Kevin Carter was a South African photojournalist and member of the so-called Bang-Bang Club. He won the Pulitzer Prize in 1994 for his photograph depicting the 1993 famine in Sudan; died by suicide less than four months later at age 33

Kevin Carter's photograph titled 'The Vulture and the Little Girl' was published in the New York Times on March 26, 1993.

Kevin Carter’s photograph titled ‘The Vulture and the Little Girl’ was published in the New York Times on March 26, 1993.

As a result the newspaper published a special editor’s note the next day: ‘The photographer reports that the vulture has recovered sufficiently after its expulsion to continue its journey. It is not known whether it has been reached or not [feeding] central’.

Others bombarded Carter with questions about why he did not help the starving child, and he was subjected to angry criticism.

Florida’s The St. ‘The man who adjusts his lens to capture the correct frame of the woman’s suffering may be just another predator, another vulture, on the stage,’ wrote the St. Petersburg Times.

The public was horrified not only that Carter did not immediately chase the vulture away, but also that the photographer did not help the weakened child afterwards.

Carter often expressed regret for not helping the boy, but The photojournalist was told not to approach famine victims for fear of spreading the disease.

Thanks to this photograph, Carter made his mark as a lauded photojournalist and won the Pulitzer Prize in 1994.

But he was struggling privately, personally, and Carter died by suicide at the age of 33, just four months after receiving this honor.

‘I am truly sorry,’ he wrote in a note. ‘The pain of life suppresses joy to the point where joy ceases to exist.

‘I am haunted by vivid memories of murders, corpses, anger and pain… children starving or injured, trigger-happy madmen, often the police, murderous executioners…’

Fellow Bang Bang Club member Joao Silva told Time magazine after Carter’s suicide that he had become ‘depressed’ after his duty in Sudan.

Meanwhile, her friend Judith Matliff told how Carter was ‘tormented’ by people who told her she should help the boy.

He became addicted to drugs and was arrested after crashing his car into a house, resulting in his partner leaving him.

“People were calling him on assignments, and he couldn’t get out of bed,” Matliff said in a documentary about Carter’s life.

According to his colleagues, he continued to skate even when he was able to work.

Carter visited Mozambique on business, but upon returning home he realized he had left the raw film on the plane.

After the mistake, he told his friend Reedwan Vally, “That’s it, I can’t live, I can’t do it anymore.”

In a letter published in Time magazine after Carter’s death, his sister Patricia Gird Randburg wrote: ‘The pain of his mission to open the world’s eyes to the many problems and injustices that were tearing apart his own soul eventually took its toll on him.’

Referring to his brother’s Pulitzer prize, he said: ‘It was evidence that his work was valuable.’

The photographer’s tragic story would go on to inspire Welsh rock band Manic Street Preachers, who wrote a song called ‘Kevin Carter’.

The lyrics were written by the band’s troubled guitarist, Richey Edwards, before his disappearance in 1995. They explore Carter’s mental anguish and the complex moral questions his photographs raise.

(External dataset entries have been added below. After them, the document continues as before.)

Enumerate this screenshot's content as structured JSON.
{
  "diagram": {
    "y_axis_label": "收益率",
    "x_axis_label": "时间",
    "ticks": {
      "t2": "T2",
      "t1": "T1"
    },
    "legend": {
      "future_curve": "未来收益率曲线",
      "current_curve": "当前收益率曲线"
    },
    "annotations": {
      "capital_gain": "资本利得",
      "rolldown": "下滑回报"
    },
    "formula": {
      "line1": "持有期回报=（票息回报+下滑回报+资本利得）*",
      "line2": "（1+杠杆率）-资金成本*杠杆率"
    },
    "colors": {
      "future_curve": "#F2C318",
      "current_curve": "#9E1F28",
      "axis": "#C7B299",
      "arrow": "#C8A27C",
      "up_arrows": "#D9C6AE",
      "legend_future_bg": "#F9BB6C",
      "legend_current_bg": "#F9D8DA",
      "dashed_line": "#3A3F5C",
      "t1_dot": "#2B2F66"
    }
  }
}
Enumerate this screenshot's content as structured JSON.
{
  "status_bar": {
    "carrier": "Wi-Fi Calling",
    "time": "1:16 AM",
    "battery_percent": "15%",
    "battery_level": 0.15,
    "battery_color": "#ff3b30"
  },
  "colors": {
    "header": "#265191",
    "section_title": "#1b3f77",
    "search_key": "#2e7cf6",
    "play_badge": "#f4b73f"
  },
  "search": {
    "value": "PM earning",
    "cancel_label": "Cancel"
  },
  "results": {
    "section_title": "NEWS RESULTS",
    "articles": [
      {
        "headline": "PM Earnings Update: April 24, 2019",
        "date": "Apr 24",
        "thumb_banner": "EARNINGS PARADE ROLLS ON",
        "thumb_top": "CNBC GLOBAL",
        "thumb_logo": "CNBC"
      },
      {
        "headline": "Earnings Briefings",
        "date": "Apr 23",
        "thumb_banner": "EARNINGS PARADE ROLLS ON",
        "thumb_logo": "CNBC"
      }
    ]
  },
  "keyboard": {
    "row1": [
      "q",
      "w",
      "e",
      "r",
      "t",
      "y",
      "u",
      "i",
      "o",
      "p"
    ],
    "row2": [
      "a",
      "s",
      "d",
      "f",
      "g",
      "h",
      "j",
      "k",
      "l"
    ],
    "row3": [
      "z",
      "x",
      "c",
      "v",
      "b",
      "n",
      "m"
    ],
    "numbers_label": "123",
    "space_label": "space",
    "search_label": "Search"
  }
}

“Hello, Time magazine, hello, Pulitzer Prize/ Tribal scars in the Technicolor Bang-bang club, AK-47 watch/ Kevin Carter Hello, Time magazine, hello, Pulitzer Prize/ The vulture forever trailed the lie with the white pipe/ You wasted your life in black and white,” Edwards wrote.

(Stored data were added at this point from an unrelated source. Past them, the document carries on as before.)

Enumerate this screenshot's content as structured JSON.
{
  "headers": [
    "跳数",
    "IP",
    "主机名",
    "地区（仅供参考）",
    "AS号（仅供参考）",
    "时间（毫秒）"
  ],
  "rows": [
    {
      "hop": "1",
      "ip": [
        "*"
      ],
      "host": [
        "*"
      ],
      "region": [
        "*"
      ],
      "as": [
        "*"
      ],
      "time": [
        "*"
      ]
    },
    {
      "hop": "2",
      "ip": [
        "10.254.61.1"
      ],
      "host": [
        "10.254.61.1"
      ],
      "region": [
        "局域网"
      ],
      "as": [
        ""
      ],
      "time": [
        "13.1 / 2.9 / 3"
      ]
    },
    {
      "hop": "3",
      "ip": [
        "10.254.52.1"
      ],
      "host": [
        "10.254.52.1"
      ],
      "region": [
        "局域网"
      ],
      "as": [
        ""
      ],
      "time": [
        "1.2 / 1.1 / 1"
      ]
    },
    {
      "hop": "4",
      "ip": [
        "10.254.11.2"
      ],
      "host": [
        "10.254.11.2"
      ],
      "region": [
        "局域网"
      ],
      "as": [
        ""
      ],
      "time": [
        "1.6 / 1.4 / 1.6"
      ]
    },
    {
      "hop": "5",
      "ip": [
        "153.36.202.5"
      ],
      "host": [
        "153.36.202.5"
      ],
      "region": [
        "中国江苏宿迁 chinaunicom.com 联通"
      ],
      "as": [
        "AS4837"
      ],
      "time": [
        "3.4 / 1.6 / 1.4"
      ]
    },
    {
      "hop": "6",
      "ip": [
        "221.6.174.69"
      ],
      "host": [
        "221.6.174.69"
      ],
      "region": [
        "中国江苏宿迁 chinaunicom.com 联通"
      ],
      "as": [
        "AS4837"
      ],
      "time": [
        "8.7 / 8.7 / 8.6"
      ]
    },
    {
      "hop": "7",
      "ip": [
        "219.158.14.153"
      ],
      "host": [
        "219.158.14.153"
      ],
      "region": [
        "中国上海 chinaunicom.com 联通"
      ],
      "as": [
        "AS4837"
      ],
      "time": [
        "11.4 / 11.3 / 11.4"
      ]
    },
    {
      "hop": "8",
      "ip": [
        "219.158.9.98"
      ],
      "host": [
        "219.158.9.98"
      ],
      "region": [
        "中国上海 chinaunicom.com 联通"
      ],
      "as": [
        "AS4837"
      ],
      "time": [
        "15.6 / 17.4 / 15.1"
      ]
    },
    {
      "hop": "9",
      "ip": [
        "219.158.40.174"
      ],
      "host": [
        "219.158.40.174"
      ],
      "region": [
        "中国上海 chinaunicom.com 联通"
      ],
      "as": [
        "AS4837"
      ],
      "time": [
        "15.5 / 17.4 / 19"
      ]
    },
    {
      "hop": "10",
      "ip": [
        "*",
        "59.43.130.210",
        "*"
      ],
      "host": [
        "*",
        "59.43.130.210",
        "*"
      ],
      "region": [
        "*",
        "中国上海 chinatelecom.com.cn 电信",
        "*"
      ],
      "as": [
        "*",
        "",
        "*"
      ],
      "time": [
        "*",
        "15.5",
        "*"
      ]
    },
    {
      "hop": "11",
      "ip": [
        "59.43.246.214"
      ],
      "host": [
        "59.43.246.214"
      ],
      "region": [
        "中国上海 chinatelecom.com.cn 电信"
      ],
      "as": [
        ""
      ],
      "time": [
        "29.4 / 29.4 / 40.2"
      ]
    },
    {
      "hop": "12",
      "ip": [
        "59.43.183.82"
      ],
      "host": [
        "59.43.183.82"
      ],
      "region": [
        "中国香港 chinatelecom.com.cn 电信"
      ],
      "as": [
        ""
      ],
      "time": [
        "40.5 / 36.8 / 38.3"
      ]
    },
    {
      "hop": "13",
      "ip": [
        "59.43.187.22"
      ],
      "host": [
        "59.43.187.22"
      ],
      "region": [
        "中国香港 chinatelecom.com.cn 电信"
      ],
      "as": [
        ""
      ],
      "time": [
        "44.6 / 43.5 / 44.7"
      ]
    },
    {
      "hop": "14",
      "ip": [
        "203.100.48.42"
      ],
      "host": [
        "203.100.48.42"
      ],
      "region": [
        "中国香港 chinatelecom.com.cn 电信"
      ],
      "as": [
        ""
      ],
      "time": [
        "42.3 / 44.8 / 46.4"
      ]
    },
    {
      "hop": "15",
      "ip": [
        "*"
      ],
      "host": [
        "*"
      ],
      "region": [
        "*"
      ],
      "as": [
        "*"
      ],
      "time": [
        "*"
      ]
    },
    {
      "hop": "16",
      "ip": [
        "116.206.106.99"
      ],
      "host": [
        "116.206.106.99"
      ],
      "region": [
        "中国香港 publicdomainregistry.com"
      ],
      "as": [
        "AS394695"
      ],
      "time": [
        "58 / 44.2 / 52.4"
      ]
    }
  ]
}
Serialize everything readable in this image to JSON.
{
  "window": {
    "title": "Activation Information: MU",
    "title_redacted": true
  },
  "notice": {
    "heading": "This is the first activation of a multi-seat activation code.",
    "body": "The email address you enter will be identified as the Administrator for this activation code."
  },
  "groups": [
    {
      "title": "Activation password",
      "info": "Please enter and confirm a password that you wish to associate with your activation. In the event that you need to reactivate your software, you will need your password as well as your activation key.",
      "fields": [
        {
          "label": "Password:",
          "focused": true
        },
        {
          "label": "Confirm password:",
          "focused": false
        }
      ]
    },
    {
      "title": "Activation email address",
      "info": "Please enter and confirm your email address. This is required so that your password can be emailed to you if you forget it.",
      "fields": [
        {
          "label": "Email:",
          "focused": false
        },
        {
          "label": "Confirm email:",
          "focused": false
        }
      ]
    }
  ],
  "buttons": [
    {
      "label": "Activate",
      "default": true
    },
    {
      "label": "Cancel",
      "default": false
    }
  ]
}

Since the haunting photo was first published in the New York Times, questions about the fate of the child in the photo have continued to mount, even years after Carter’s death.

In 2011, a journalist finally found the answer the public was hoping for: He made it to the child feeding center and survived.

After tracking down the child’s father in Sudan, it turned out that the child was actually a boy and not a girl, as previously suggested in the title of the image.

His name was Kong Nyong, and although he survived the famine, he died of fever in 2007.